Le Crépuscule des dieux à Munich : Kirill Petrenko maître de l’anneau

- Publié le 30 juillet 2018 à 19:23
Home
Suite et fin d'un Ring Munichois sur lequel Kirill Petrenko fait souffler le souffle de l'épopée. Et où brille la Brünnhilde incandescente de Nina Stemme.

Des rescapés de catastrophes diverses entourent les Nornes. Le Crépuscule des dieux vu par Andreas Kriegenburg s’inscrit dans l’Histoire et la cité des hommes, avec un Gibichheim centre d’affaires au milieu d’une immense et rutilante galerie de verre et d’acier, symbole d’un monde fondé sur le fric et le sexe… et le portable. Gunther est un obsédé lubrique, prenant ses plaisirs avec les servantes asservies, Gutrune une poupée allumeuse, qui chevauche un grand euro d’or. Siegfried finit évidemment en costume cravate… tout cela rappelle un peu trop Patrice Chéreau.
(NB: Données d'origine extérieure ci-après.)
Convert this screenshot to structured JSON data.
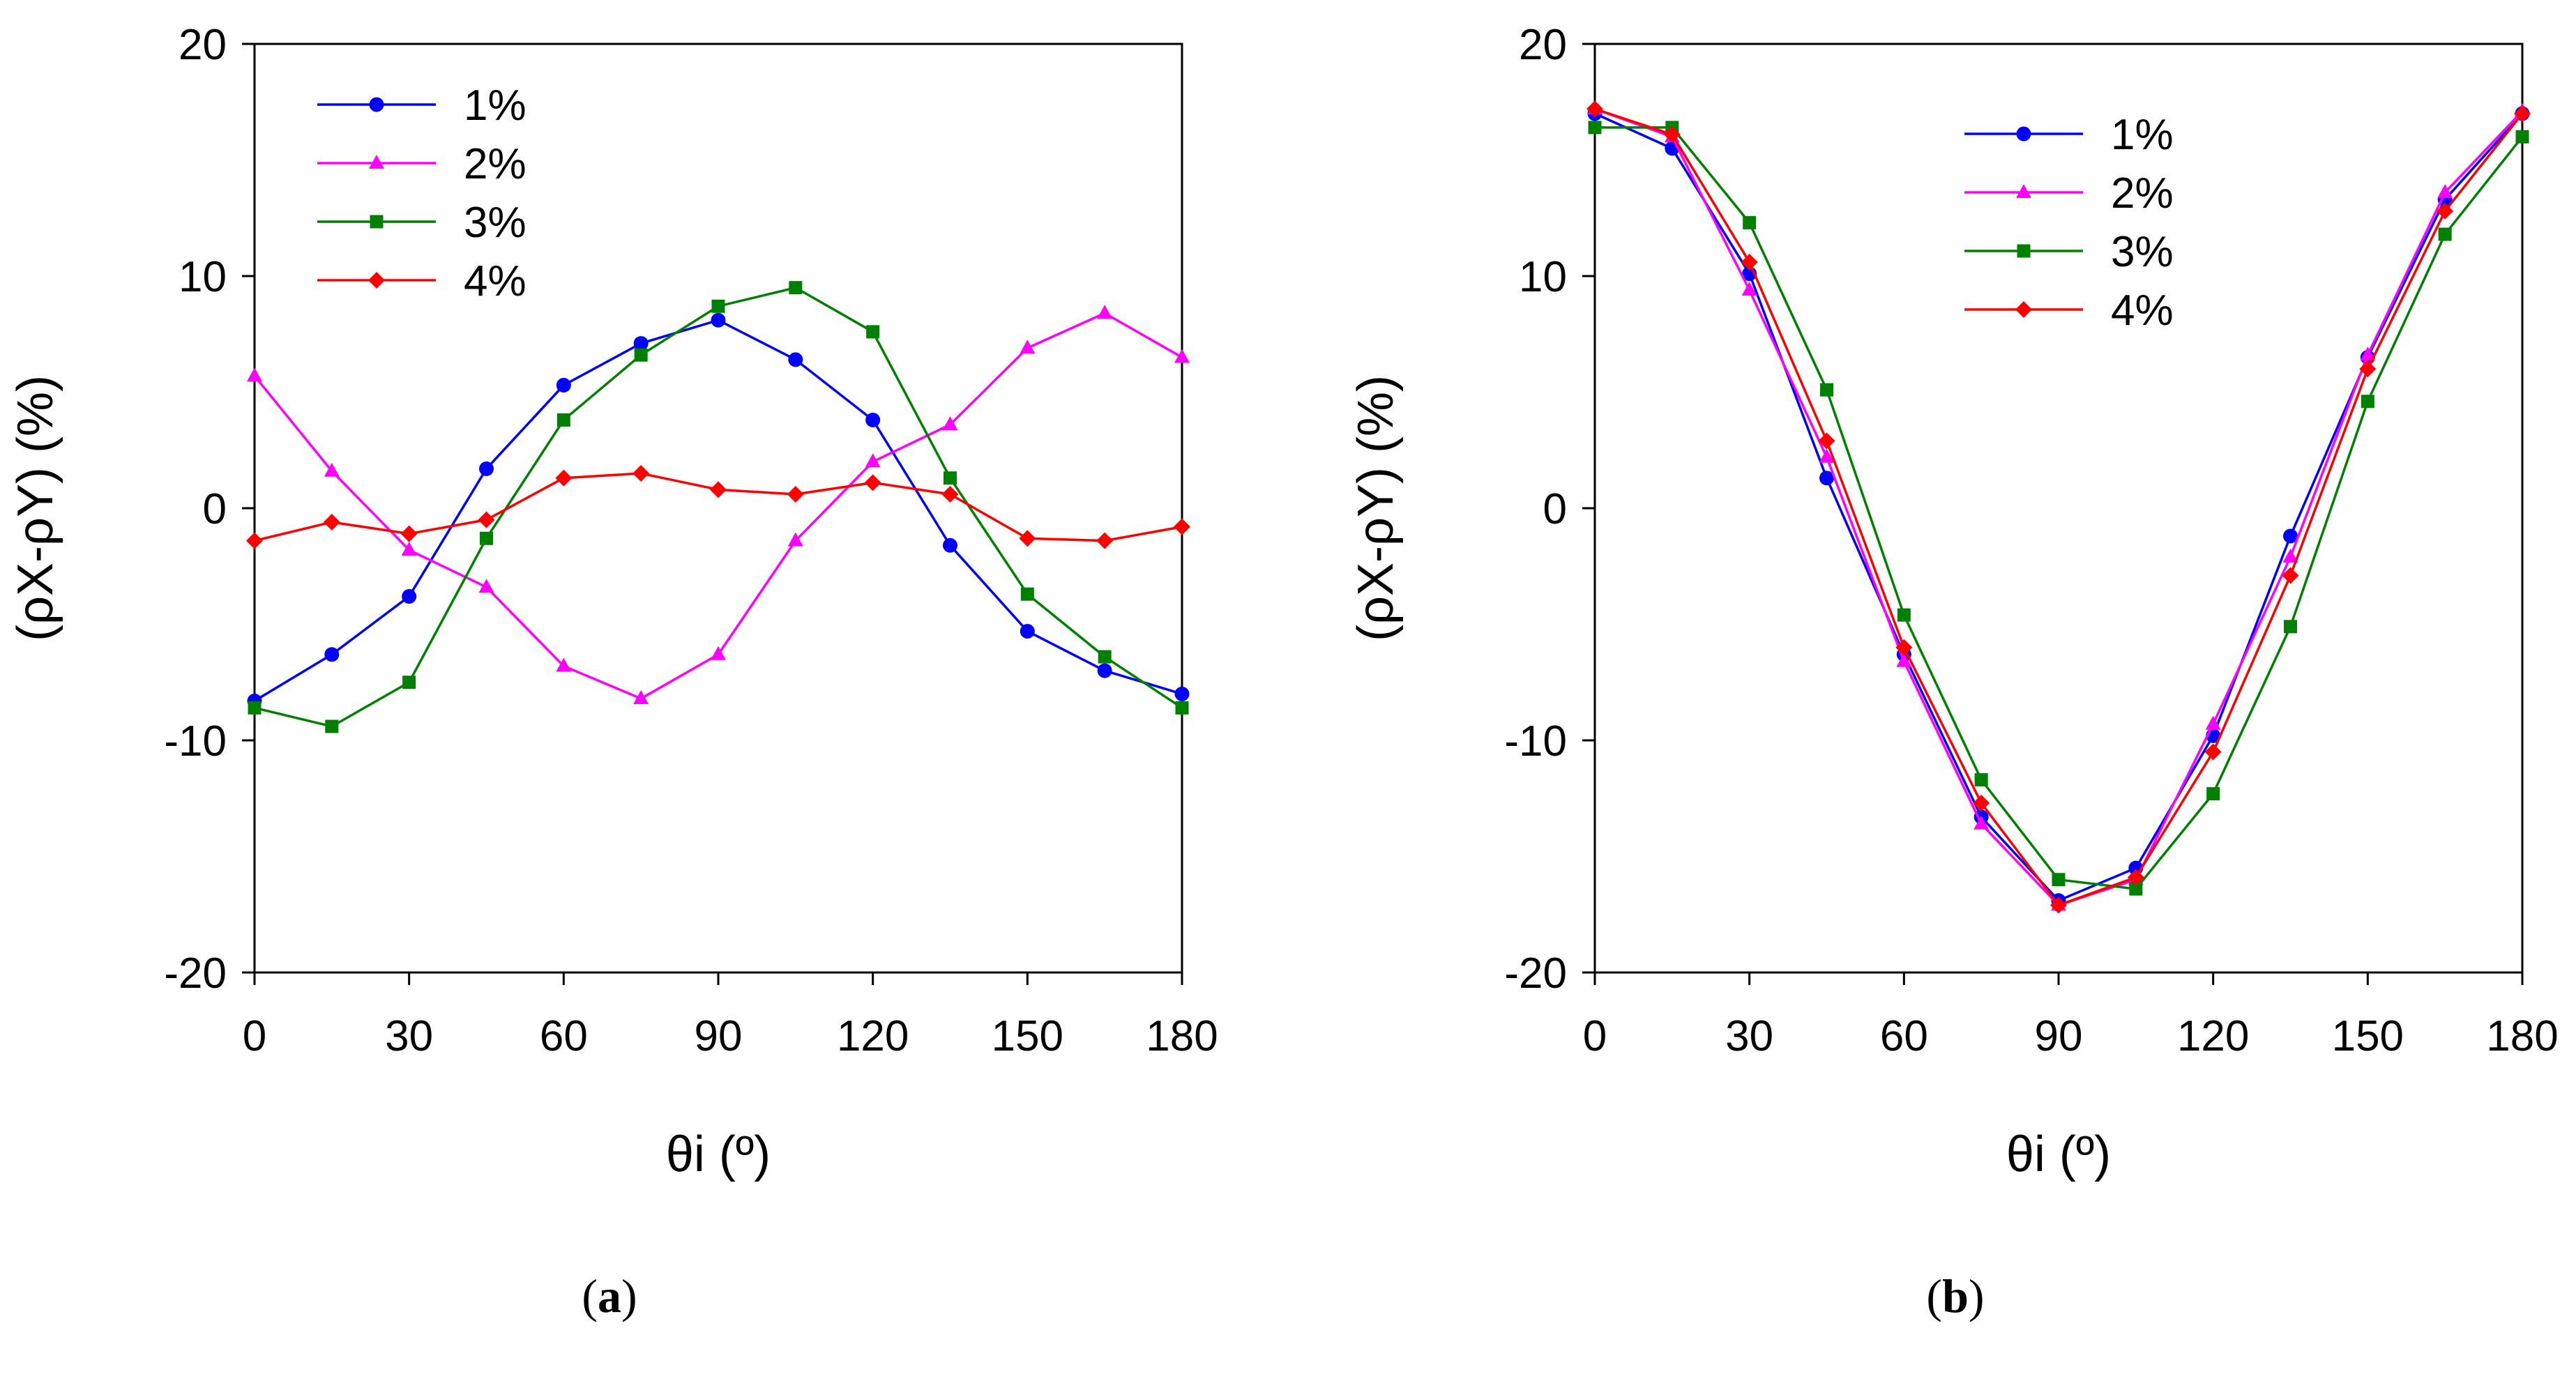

Ce monde où l’un clone l’autre finit dans l’incendie du Walhalla, mais aussi dans un krach boursier, à travers une superposition du mythe et de l’aujourd’hui qui l’a dégradé. Cela ne convainc pas toujours. Parce qu’on sent, derrière l’évidence des allusions, une certaine facilité. Parce que la direction d’acteurs peut être à la fois brillante et relâchée – le récit de Waltraute par exemple, dont le metteur en scène ne sait que faire, le personnage de Hagen, surtout, presque réduit à un spectateur, plus désenchanté que diabolique. Quant à finir le Ring sur le chagrin de Gutrune… Heureusement, les figures de l’éden du début de L’Or du Rhin viennent l’entourer, l’absorber même : une renaissance reste possible.

Mais n’accusons pas le seul metteur en scène de sacrifier Hagen et Waltraute : à bout de voix, Hans Peter König perd toute noirceur ; magnifique chanteuse, Okka von der Damerau ne creuse pas assez les mots de Waltraute. Les autres se situent très haut, tel le Gunther de Markus Eiche, aussi formidable scéniquement que vocalement (quand Gunther éclipse Hagen, quelque chose ne va pas…). Moins éprouvé que par la deuxième journée, Stefan Vinke, ébloui par la Gutrune ardente d’Anna Gabler, n’assure pas mal en Siegfried, avec une mort en nuances.

Tout a commencé, grâce à Okka von der Damerau, Jennifer Johnston et Anna Gabler, par un beau Prologue. Tout s’achève par une incroyable scène finale : après avoir déjoué crânement les pièges d’un rôle impossible, consumée d’amour ou de vengeance, Nina Stemme y défie d’une voix insolente les hommes et les dieux. Mais tous sont surtout portés par la direction de Kirill Petrenko, qui fait souffler ici le souffle de l’épopée : le premier acte semble court, les interludes orchestraux conservent l’urgence du drame, alors l’orchestre reste aussi limpide que les eaux du Rhin. Le maître absolu de l’anneau, depuis L’Or, c’est lui.

Le Crépuscule des dieux de Wagner. Munich, Staatsoper, le 27 juillet.